Y’a ceux qui riment et ceux qui prosent, ceux qui lisent et ceux qui récitent, ceux qui parlent et ceux qui écoutent, ceux qui rient et ceux qui osent.

C’est une palette de bois pompeusement appelée scène, où l’on vient se succéder au micro, pour y dire son amour, sa douleur ou sa peine. Ce n’est pas grand-chose et pourtant c’est si important.

Le chef d’orchestre s’appelle Michel Saint-Dragon. Un beau nom de scène, mais ses livres, il les signe de son vrai nom : Michel Vieulle. Un visage cordial et une voix chaude. Il sait inspirer confiance, et même les timides finissent par oser monter sur la petite scène. Pari réussi : hier soir, la salle était comble, et il a même fallu ajouter des chaises.

Tous les âges se rassemblent autour de la poésie. Il y a la petite T., avec ses mots pleins d’innocence. Il y a le jeune E., 10 ans, en CM2, qui se lance le défi d’écrire une performance en direct, à partir de mots lancés par le public. Il a été séduit par les ateliers proposés par Michel Saint-Dragon, et il vient ce soir se frotter à la cour des grands. Chapeau l’artiste !

Et puis, bien sûr, il y a des personnes plus ou moins âgées. Je dis cela, non pas pour vexer qui que ce soit, mais parce que, dans la société d’aujourd’hui, il est très peu d’occasions où toutes les générations se rencontrent autour d’une même activité. La poésie a ce pouvoir-là, aussi. De faire se parler les gens. De les réunir, quel que soit leur âge. Devant le micro, tout le monde est légitime.

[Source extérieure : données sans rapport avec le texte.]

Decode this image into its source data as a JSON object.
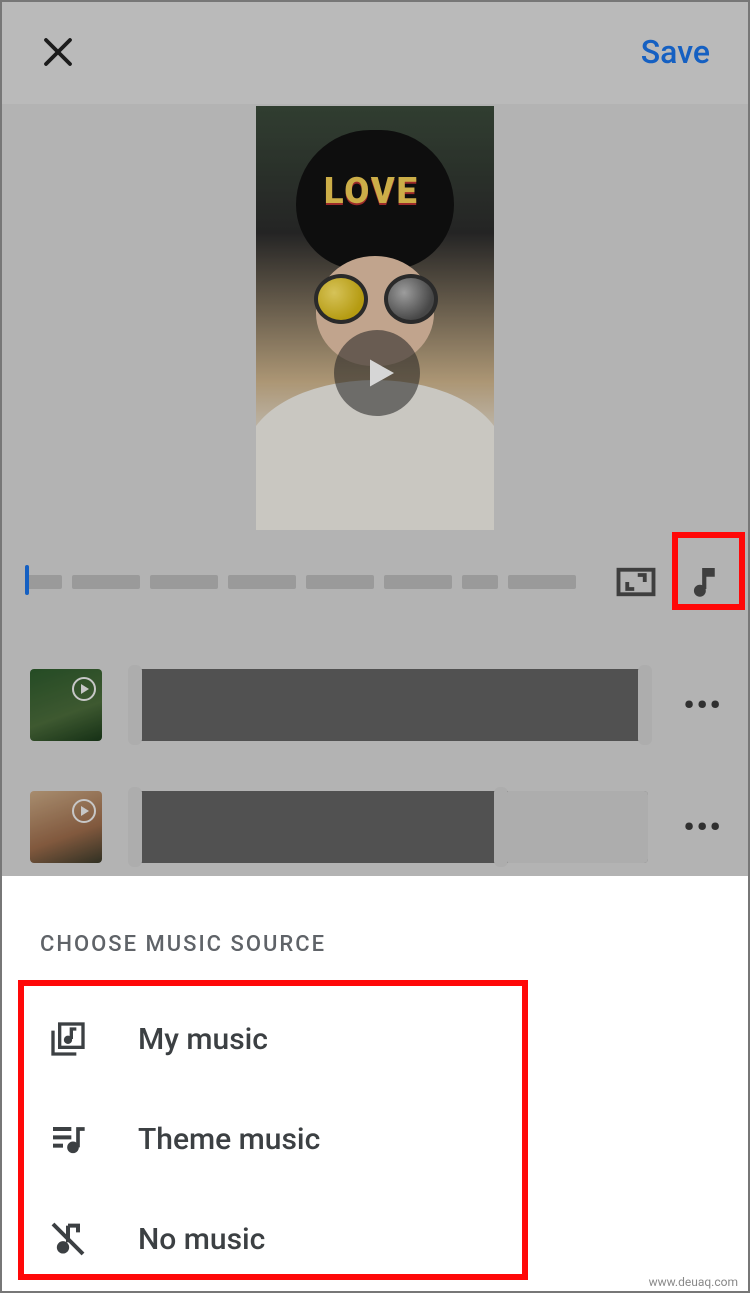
{
  "topbar": {
    "save_label": "Save"
  },
  "preview": {
    "overlay_text": "LOVE"
  },
  "timeline": {
    "segment_widths": [
      36,
      68,
      68,
      68,
      68,
      68,
      36,
      68
    ]
  },
  "clips": [
    {
      "thumb_style": "t1",
      "trim_right_pct": 100
    },
    {
      "thumb_style": "t2",
      "trim_right_pct": 72
    }
  ],
  "sheet": {
    "title": "CHOOSE MUSIC SOURCE",
    "options": [
      {
        "key": "my-music",
        "label": "My music",
        "icon": "library-music-icon"
      },
      {
        "key": "theme-music",
        "label": "Theme music",
        "icon": "queue-music-icon"
      },
      {
        "key": "no-music",
        "label": "No music",
        "icon": "music-off-icon"
      }
    ]
  },
  "watermark": "www.deuaq.com"
}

Cela n’est possible, bien sûr, que parce que Michel Saint-Dragon a su instaurer un cadre extrêmement bienveillant. Il ne s’agit pas d’un concours, il ne s’agit pas d’être plus brillant ou plus éloquent qu’un autre. Toutes les paroles et tous les styles ont droit de cité. Certains profèrent leurs propres mots, d’autres récitent les vers d’un autre. Certains déclament par cœur des poèmes, d’autres les lisent sur un papier. Il y a ceux qui viennent du slam, et qui ont l’habitude de moduler leur débit, leur rythme d’une manière qui rappelle le rap. Il y a ceux qui optent pour une diction plus naturelle. Tous les styles, tous les thèmes ont leur place.

Hier soir, j’ai entendu des poèmes d’amour et des poèmes de rupture. J’ai entendu un bestiaire de créatures fabuleuses. J’ai entendu des mots de rage et de peine, et aussi des mots de joie et de douceur.

Quant à moi, j’ai d’abord choisi un poème en vers, ancien (il doit avoir près de vingt ans), parce qu’il « sonne » bien à l’oral : c’est celui qui a fait l’objet du précédent article. Et puis, lors du deuxième « round », quelques extraits de mon recueil « Concordance », en commençant par un poème sur la Tunisie.

L’important, aussi, ce sont les à-côtés : le plaisir de retrouver des connaissances, des amis. De rencontrer de nouvelles personnes, qui racontent leur parcours, leurs études, leur vie. Entre deux poèmes, j’ai discuté, entre autres, littérature et philosophie. C’est aussi cela que permet la poésie.

Cette soirée grassoise, disais-je, était peut-être la dernière. En effet, « l’Arrosoir » change de propriétaires. Natacha part vers d’autres horizons. Les repreneurs étaient là, pourtant, hier soir, et ils ont fait état de leur souhait de poursuivre la dimension culturelle de ce restaurant. Alors, croisons les doigts, pour que vivent ces moments de partage de la poésie. Ces moments authentiques où se rejoignent toutes les générations, autour d’un même amour des mots qui chantent et déchantent, qui s’échangent et nous changent. Ces moments où la poésie redevient, en un mot, populaire.